Der Abriss soll nun verhindert, der Erhalt mit einer Bürgerinitiative durchgesetzt werden, die gegründet wurde. „Wir wollen die Gebäude für Gemeinwesenarbeit nutzen“, sagt Susanne Böhnert-Tank. Darunter verstehe sie einen Anlaufpunkt für alle Generationen. Denkbar wäre beispielsweise ein Probenraum für Jugendliche, Kunstausstellungen, ein Atelier für die VHS oder eine Kita. „Wir können den geplanten Neubau auf dem ehemaligen Depotgeländes in die Stabsgebäude verlegen.“ Das bringe der Stadt auch wieder Geld ein. Heiko Reimers von der SPD wirft ein: „Bei all der Planung sollte nicht vergessen werden, dass der Stadt weder die Gebäude noch die dazugehörige 3500 Quadratmeter große Grundfläche besitzt.“ Er schätzt die Kosten für den Kauf auf rund eine Million Euro. Da sei eine mögliche Sanierung noch nicht eingerechnet.
„Die Gebäude dürften allerdings in keinem schlechten Zustand sein“, weiß Harald Horst von den Linken. Er kann sich noch gut erinnern, dass die Bundeswehr sie für Millionen sanierte. Das kann auch Grünen-Mitglied Jan Schwartz bestätigen: „Die Bausubstanz ist gut, die Wände sind mindestens 50 Zentimeter dick.“ Für Marietta Exner von der SPD noch ein Grund mehr, für den Erhalt der Stabsgebäude zu kämpfen. „Da sollten wir aber schnell handeln“, rät Wolf Tank. Denn es verdichten sich die Anzeichen, dass die Schonfrist der Gebäude vorbei sei und der Abriss kurz bevorstehe. Er bedauert, dass weder Politik noch Verwaltung bisher etwas unternommen haben.
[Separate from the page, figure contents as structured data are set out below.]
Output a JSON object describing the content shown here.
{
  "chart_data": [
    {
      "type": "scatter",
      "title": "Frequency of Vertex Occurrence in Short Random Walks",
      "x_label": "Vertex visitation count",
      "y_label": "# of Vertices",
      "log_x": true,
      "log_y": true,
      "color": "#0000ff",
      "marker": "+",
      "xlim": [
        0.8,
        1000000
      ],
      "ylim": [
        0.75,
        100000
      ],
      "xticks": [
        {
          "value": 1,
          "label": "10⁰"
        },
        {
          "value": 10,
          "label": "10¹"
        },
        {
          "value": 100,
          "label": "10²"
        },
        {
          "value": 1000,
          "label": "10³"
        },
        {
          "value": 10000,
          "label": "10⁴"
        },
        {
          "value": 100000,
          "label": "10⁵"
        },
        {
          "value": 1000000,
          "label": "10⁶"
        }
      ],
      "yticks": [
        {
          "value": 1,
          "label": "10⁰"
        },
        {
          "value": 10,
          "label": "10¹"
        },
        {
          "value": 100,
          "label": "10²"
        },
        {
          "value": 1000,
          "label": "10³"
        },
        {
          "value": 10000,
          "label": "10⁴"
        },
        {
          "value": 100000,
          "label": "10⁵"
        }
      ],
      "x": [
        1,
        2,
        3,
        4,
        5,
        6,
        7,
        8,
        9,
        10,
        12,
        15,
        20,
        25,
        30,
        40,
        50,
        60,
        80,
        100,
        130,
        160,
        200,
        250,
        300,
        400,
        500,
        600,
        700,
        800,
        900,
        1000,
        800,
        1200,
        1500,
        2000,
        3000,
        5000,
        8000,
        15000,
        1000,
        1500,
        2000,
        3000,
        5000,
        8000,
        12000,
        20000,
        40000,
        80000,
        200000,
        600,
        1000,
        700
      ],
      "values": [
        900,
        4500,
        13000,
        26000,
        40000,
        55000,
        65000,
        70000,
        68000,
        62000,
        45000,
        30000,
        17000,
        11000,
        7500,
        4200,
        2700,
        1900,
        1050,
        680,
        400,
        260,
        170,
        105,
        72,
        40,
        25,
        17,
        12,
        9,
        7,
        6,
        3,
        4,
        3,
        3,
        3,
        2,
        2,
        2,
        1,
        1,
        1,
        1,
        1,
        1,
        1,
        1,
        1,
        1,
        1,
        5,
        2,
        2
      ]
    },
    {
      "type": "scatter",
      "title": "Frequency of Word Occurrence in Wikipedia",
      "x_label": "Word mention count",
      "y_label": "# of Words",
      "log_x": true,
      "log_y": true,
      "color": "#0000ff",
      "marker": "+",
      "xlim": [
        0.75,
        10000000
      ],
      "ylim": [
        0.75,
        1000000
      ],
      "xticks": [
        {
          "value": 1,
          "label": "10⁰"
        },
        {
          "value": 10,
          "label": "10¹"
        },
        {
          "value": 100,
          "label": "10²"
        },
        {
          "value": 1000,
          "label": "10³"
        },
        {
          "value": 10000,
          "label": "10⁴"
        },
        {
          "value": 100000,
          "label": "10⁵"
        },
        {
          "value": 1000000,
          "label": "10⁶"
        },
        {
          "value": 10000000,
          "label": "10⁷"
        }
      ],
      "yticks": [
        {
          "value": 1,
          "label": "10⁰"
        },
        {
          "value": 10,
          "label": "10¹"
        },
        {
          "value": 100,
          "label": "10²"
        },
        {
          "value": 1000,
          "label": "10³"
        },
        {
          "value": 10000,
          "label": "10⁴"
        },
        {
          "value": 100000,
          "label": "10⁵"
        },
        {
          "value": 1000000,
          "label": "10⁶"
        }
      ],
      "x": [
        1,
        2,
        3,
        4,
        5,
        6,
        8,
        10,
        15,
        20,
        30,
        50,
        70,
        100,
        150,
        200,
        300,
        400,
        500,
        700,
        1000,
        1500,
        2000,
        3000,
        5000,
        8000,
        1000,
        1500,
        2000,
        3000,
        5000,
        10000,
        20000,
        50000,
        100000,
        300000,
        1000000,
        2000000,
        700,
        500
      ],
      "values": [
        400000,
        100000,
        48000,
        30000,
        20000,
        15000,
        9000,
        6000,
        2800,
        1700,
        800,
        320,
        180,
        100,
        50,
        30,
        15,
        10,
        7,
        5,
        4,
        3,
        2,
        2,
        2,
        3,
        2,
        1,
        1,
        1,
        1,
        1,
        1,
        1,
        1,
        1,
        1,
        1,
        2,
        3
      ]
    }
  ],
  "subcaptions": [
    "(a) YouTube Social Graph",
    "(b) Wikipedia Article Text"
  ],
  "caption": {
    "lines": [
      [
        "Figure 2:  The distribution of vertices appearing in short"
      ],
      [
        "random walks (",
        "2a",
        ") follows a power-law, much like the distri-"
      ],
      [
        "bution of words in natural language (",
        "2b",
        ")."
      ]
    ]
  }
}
Hauke Asmussen von der Grundstücksgesellschaft Alte Wache, Eigentümer der Gebäude, sagt: „Die Stadt hatte immer die Möglichkeit, die Gebäude käuflich zu erwerben.“ Er stehe einer anderweitigen Nutzung offen gegenüber, solange sie sinnvoll und wirtschaftlich vernünftig ist.